[JURIST] Several major record companies announced Thursday that they have reached a $105 million settlement with music file-sharing website LimeWire [website]. A judge for the US District Court for the Southern District of New York [official website] had issued a permanent injunction [text, PDF] in October to prevent the site from providing online users with the software necessary to share copyrighted files. The district court ruled that the Recording Industry Association of America (RIAA) [trade website] has suffered and continues to suffer irreparable harm to its business and that even a permanent injunction will not give RIAA adequate remedy for its potential future injury as a result of continued peer-to-peer (P2P) file sharing. The court also decided that LimeWire intentionally encouraged copyright infringement, particularly in light of its knowledge of other recent cases involving illegal file-sharing websites, like Grokster and Aimster [EFF materials]. The RIAA welcomed the settlement agreement:
The significant settlement underscores the Supreme Court’s unanimous ruling in the Grokster case—designing and operating services to profit from the theft of the world’s greatest music comes with a stiff price. The resolution of this case is another milestone in the continuing evolution of online music to a legitimate marketplace that appropriately rewards creators. This hard fought victory is reason for celebration by the entire music community, its fans and the legal services that play by the rules.
If a settlement had not been reached, LimeWire found Mark Gorton could have been liable for as much as $1.4 billion.

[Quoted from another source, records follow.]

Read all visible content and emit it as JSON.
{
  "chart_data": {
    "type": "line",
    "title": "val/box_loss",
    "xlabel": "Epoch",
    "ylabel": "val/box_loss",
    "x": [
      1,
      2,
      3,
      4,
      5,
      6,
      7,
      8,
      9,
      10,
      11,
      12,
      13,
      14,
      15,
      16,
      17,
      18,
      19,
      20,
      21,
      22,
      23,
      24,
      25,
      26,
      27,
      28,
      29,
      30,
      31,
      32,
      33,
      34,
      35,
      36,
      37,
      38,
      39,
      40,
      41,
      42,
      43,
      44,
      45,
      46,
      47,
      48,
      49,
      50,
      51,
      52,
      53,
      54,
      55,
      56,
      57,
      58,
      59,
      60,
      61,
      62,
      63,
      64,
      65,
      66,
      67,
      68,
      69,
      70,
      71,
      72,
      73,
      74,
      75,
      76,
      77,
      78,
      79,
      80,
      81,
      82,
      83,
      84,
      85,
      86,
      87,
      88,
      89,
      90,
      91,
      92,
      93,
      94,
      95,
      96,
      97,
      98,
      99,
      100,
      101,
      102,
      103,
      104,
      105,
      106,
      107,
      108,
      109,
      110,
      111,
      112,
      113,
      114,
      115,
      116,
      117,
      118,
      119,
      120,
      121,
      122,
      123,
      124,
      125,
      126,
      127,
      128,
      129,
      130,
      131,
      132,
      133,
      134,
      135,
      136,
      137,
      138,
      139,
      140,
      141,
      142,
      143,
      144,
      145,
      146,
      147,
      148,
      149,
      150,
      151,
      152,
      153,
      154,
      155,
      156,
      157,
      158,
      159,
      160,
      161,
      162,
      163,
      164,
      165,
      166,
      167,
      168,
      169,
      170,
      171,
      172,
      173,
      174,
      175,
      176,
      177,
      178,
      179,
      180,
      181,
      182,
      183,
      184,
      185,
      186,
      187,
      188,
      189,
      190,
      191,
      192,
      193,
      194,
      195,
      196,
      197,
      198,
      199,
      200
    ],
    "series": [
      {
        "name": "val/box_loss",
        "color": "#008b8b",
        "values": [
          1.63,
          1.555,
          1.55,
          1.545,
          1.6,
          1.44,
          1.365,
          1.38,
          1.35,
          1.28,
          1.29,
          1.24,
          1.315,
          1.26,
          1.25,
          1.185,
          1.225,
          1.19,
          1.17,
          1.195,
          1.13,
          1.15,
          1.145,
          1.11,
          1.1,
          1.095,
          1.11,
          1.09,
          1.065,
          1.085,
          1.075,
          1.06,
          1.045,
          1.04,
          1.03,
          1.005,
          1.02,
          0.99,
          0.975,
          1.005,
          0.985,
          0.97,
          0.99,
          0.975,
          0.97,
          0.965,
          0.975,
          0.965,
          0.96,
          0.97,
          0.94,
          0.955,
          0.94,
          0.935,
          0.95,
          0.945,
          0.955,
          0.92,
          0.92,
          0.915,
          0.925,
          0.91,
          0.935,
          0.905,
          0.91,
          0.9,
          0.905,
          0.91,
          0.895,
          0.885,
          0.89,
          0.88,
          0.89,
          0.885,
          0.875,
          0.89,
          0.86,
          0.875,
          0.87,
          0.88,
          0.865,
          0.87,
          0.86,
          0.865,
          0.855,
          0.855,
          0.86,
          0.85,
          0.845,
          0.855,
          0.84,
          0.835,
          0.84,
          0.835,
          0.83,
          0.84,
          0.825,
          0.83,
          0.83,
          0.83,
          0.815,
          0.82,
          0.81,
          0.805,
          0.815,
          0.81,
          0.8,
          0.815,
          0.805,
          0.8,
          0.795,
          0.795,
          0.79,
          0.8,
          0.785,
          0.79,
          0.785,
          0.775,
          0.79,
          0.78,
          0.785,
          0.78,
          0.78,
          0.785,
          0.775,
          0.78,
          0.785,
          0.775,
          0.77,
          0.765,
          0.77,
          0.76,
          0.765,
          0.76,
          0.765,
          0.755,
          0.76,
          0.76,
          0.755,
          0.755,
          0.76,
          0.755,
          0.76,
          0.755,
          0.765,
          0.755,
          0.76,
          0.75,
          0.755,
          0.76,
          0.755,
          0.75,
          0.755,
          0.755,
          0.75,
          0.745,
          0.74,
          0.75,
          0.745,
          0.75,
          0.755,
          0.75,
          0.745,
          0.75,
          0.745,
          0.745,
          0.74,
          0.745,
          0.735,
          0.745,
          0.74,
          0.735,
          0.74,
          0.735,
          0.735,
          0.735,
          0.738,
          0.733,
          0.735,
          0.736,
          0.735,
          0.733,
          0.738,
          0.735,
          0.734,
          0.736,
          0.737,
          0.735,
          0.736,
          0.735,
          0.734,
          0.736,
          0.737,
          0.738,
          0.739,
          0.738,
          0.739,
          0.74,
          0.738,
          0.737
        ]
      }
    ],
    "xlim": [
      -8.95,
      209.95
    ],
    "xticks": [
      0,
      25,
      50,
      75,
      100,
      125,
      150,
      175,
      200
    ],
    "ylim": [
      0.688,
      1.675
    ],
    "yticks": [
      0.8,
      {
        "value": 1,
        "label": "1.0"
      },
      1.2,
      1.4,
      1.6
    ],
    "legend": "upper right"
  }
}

The US music industry has been actively litigating alleged copyright infringement in person-to-person online file sharing. In January 2010, a federal judge reduced [JURIST report] a $1.92 million jury verdict against a Minnesota woman who was found to have violated music copyrights to about $54,000. Chief Judge Michael Davis of the US District Court for the District Court of Minnesota [official website] called the damages amount “monstrous and shocking” and said the facts of the case could not justify the jury verdict. Davis emphasized that the defendant was an individual consumer who downloaded music for her own use and not for profit and also said that the damages to the plaintiffs, members of the RIAA, did not support the verdict. The judge ultimately decided the award should be triple the statutory minimum of $750 per song, because the defendant willfully shared 24 songs on the file-sharing program KaZaA [website] and because of the need for deterrence. In 2008, the RIAA said that it would discontinue its controversial policy [JURIST report] of suing suspected file-sharers and instead will seek cooperation with major Internet service providers to cut off access to repeat offenders.